EMIR 3 mandates that FCs and NFCs subject to the clearing obligation and exceeding certain thresholds must hold an active account at an EU-authorized CCP. They must notify the European Securities and Markets Authorisation (ESMA) and their national competent authorities (NCAs) by 24 June 2025 with use of the ESMA format (which is already available, via this link). Banks, insurance companies and pension funds must send the notification to DNB, whilst investment firms and non-financial institutions must send the notification to the AFM

ESMA is still finalising its regulatory technical standards (RTS) on active account requirements. Meanwhile, institutions should implement provisions ensuring operational readiness, including legal documentation, IT systems, and internal processes. However, DNB and AFM will not prioritise enforcement of active account requirements dependent on the RTS until they are finalised to avoid double implementation costs for market parties.

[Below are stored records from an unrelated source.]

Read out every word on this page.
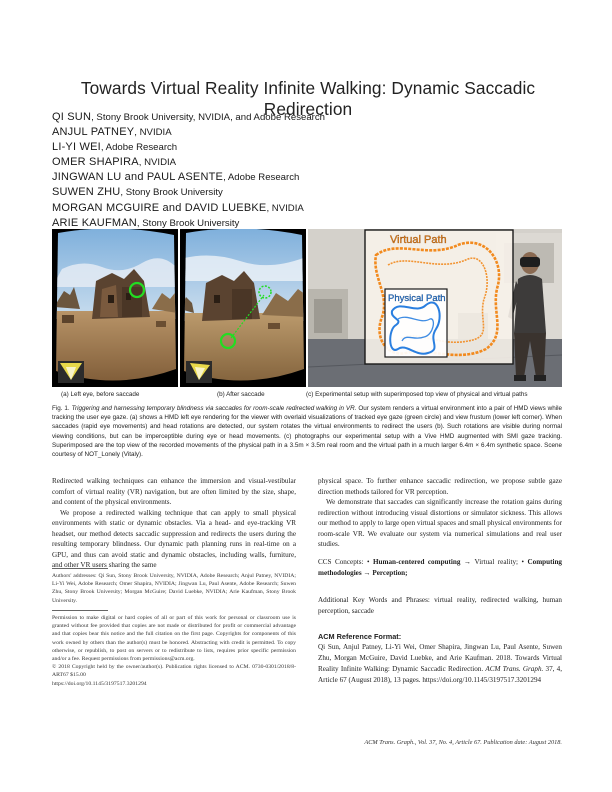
Towards Virtual Reality Infinite Walking: Dynamic Saccadic Redirection
QI SUN, Stony Brook University, NVIDIA, and Adobe Research
ANJUL PATNEY, NVIDIA
LI-YI WEI, Adobe Research
OMER SHAPIRA, NVIDIA
JINGWAN LU and PAUL ASENTE, Adobe Research
SUWEN ZHU, Stony Brook University
MORGAN MCGUIRE and DAVID LUEBKE, NVIDIA
ARIE KAUFMAN, Stony Brook University
Virtual Path
Physical Path
(a) Left eye, before saccade	(b) After saccade	(c) Experimental setup with superimposed top view of physical and virtual paths
Fig. 1. Triggering and harnessing temporary blindness via saccades for room-scale redirected walking in VR. Our system renders a virtual environment into a pair of HMD views while tracking the user eye gaze. (a) shows a HMD left eye rendering for the viewer with overlaid visualizations of tracked eye gaze (green circle) and view frustum (lower left corner). When saccades (rapid eye movements) and head rotations are detected, our system rotates the virtual environments to redirect the users (b). Such rotations are visible during normal viewing conditions, but can be imperceptible during eye or head movements. (c) photographs our experimental setup with a Vive HMD augmented with SMI gaze tracking. Superimposed are the top view of the recorded movements of the physical path in a 3.5m × 3.5m real room and the virtual path in a much larger 6.4m × 6.4m synthetic space. Scene courtesy of NOT_Lonely (Vitaly).

Redirected walking techniques can enhance the immersion and visual-vestibular comfort of virtual reality (VR) navigation, but are often limited by the size, shape, and content of the physical environments.

We propose a redirected walking technique that can apply to small physical environments with static or dynamic obstacles. Via a head- and eye-tracking VR headset, our method detects saccadic suppression and redirects the users during the resulting temporary blindness. Our dynamic path planning runs in real-time on a GPU, and thus can avoid static and dynamic obstacles, including walls, furniture, and other VR users sharing the same

Authors' addresses: Qi Sun, Stony Brook University, NVIDIA, Adobe Research; Anjul Patney, NVIDIA; Li-Yi Wei, Adobe Research; Omer Shapira, NVIDIA; Jingwan Lu, Paul Asente, Adobe Research; Suwen Zhu, Stony Brook University; Morgan McGuire; David Luebke, NVIDIA; Arie Kaufman, Stony Brook University.
Permission to make digital or hard copies of all or part of this work for personal or classroom use is granted without fee provided that copies are not made or distributed for profit or commercial advantage and that copies bear this notice and the full citation on the first page. Copyrights for components of this work owned by others than the author(s) must be honored. Abstracting with credit is permitted. To copy otherwise, or republish, to post on servers or to redistribute to lists, requires prior specific permission and/or a fee. Request permissions from permissions@acm.org.
© 2018 Copyright held by the owner/author(s). Publication rights licensed to ACM. 0730-0301/2018/8-ART67 $15.00
https://doi.org/10.1145/3197517.3201294

physical space. To further enhance saccadic redirection, we propose subtle gaze direction methods tailored for VR perception.

We demonstrate that saccades can significantly increase the rotation gains during redirection without introducing visual distortions or simulator sickness. This allows our method to apply to large open virtual spaces and small physical environments for room-scale VR. We evaluate our system via numerical simulations and real user studies.

CCS Concepts: • Human-centered computing → Virtual reality; • Computing methodologies → Perception;
Additional Key Words and Phrases: virtual reality, redirected walking, human perception, saccade
ACM Reference Format:
Qi Sun, Anjul Patney, Li-Yi Wei, Omer Shapira, Jingwan Lu, Paul Asente, Suwen Zhu, Morgan McGuire, David Luebke, and Arie Kaufman. 2018. Towards Virtual Reality Infinite Walking: Dynamic Saccadic Redirection. ACM Trans. Graph. 37, 4, Article 67 (August 2018), 13 pages. https://doi.org/10.1145/3197517.3201294
ACM Trans. Graph., Vol. 37, No. 4, Article 67. Publication date: August 2018.
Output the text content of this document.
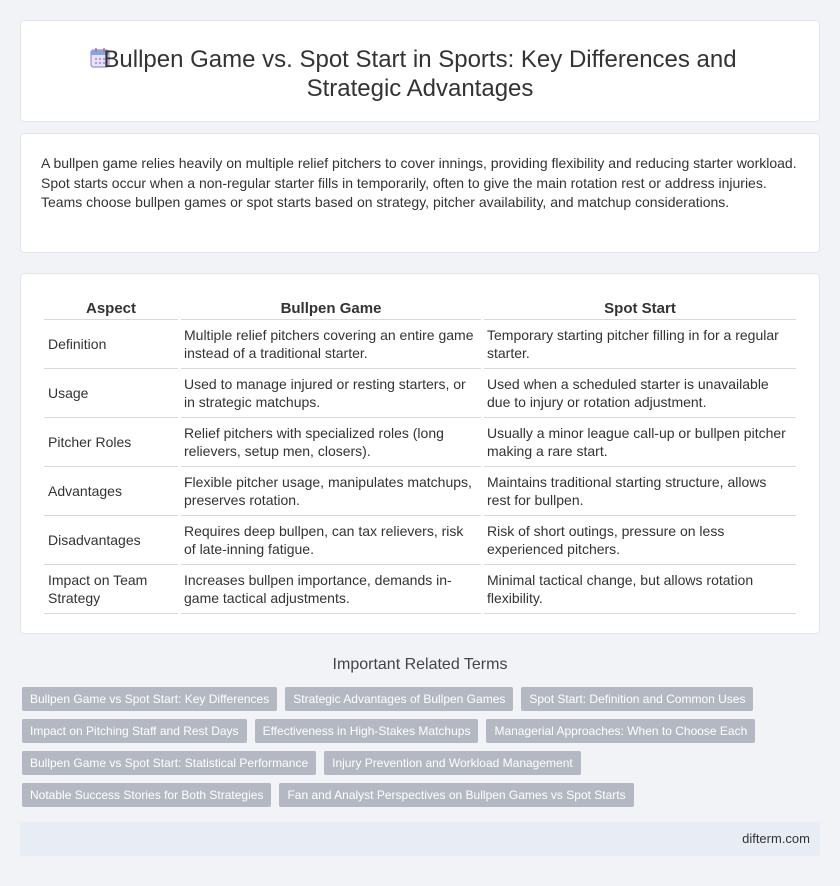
Bullpen Game vs. Spot Start in Sports: Key Differences and Strategic Advantages

A bullpen game relies heavily on multiple relief pitchers to cover innings, providing flexibility and reducing starter workload. Spot starts occur when a non-regular starter fills in temporarily, often to give the main rotation rest or address injuries. Teams choose bullpen games or spot starts based on strategy, pitcher availability, and matchup considerations.

Aspect	Bullpen Game	Spot Start
Definition	Multiple relief pitchers covering an entire game instead of a traditional starter.	Temporary starting pitcher filling in for a regular starter.
Usage	Used to manage injured or resting starters, or in strategic matchups.	Used when a scheduled starter is unavailable due to injury or rotation adjustment.
Pitcher Roles	Relief pitchers with specialized roles (long relievers, setup men, closers).	Usually a minor league call-up or bullpen pitcher making a rare start.
Advantages	Flexible pitcher usage, manipulates matchups, preserves rotation.	Maintains traditional starting structure, allows rest for bullpen.
Disadvantages	Requires deep bullpen, can tax relievers, risk of late-inning fatigue.	Risk of short outings, pressure on less experienced pitchers.
Impact on Team Strategy	Increases bullpen importance, demands in-game tactical adjustments.	Minimal tactical change, but allows rotation flexibility.
Important Related Terms
Bullpen Game vs Spot Start: Key Differences	Strategic Advantages of Bullpen Games	Spot Start: Definition and Common Uses
Impact on Pitching Staff and Rest Days	Effectiveness in High-Stakes Matchups	Managerial Approaches: When to Choose Each
Bullpen Game vs Spot Start: Statistical Performance	Injury Prevention and Workload Management
Notable Success Stories for Both Strategies	Fan and Analyst Perspectives on Bullpen Games vs Spot Starts
difterm.com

EMIR 3 requires counterparties to seek authorisation and validation for their initial margin (IM) calculation models. DNB and AFM will follow the European Banking Authority's (EBA) opinion, delaying supervisory or enforcement actions on IM model applications until the relevant RTS are in force. Existing IM models can continue to be used after EMIR 3's implementation. FCs and NFCs, subject to the obligation to exchange IM and Article 36 of the RTS regarding non-cleared OTC derivatives, must seek authorisation for any changes to (including recalibrations) to such IM models, regardless of the materiality.

Until EBA has established its central validation function, counterparties should submit their applications to their relevant account supervisors. If multiple legal entities within a group are applying, a joint application should be submitted that includes all the entities using that same IM model.

EMIR 3 requires EU clearing members and clients that clear contracts through third-country CCPs to annually report on third-country CCP clearing activity to its NCA. Because ESMA is currently developing an RTS specifying the required information that should be reported, the first reports by counterparties are not expected until one year after the entry into force of EMIR 3.

For the sake of transparency, EMIR 3 puts amendments in place in order to ensure that clients and indirect clients have better visibility and predictability of margin calls.

CCPs are required to provide their clients with information on how their margin models work, including in stress situations, and provide them with the simulation of margin requirements under different scenarios. Until the relevant RTS have entered into force, CCPs should update their documentation to include methodologies for any add-ons.

Clients providing clearing services (in the guidance referred to as: CSPs) must provide their clients with information on potential losses are other costs they may bear. Until the relevant RTS have entered into force, CSPs should be able to leverage information already provided by CCPs and provide margin simulations based on the same scenarios as for the CCPs.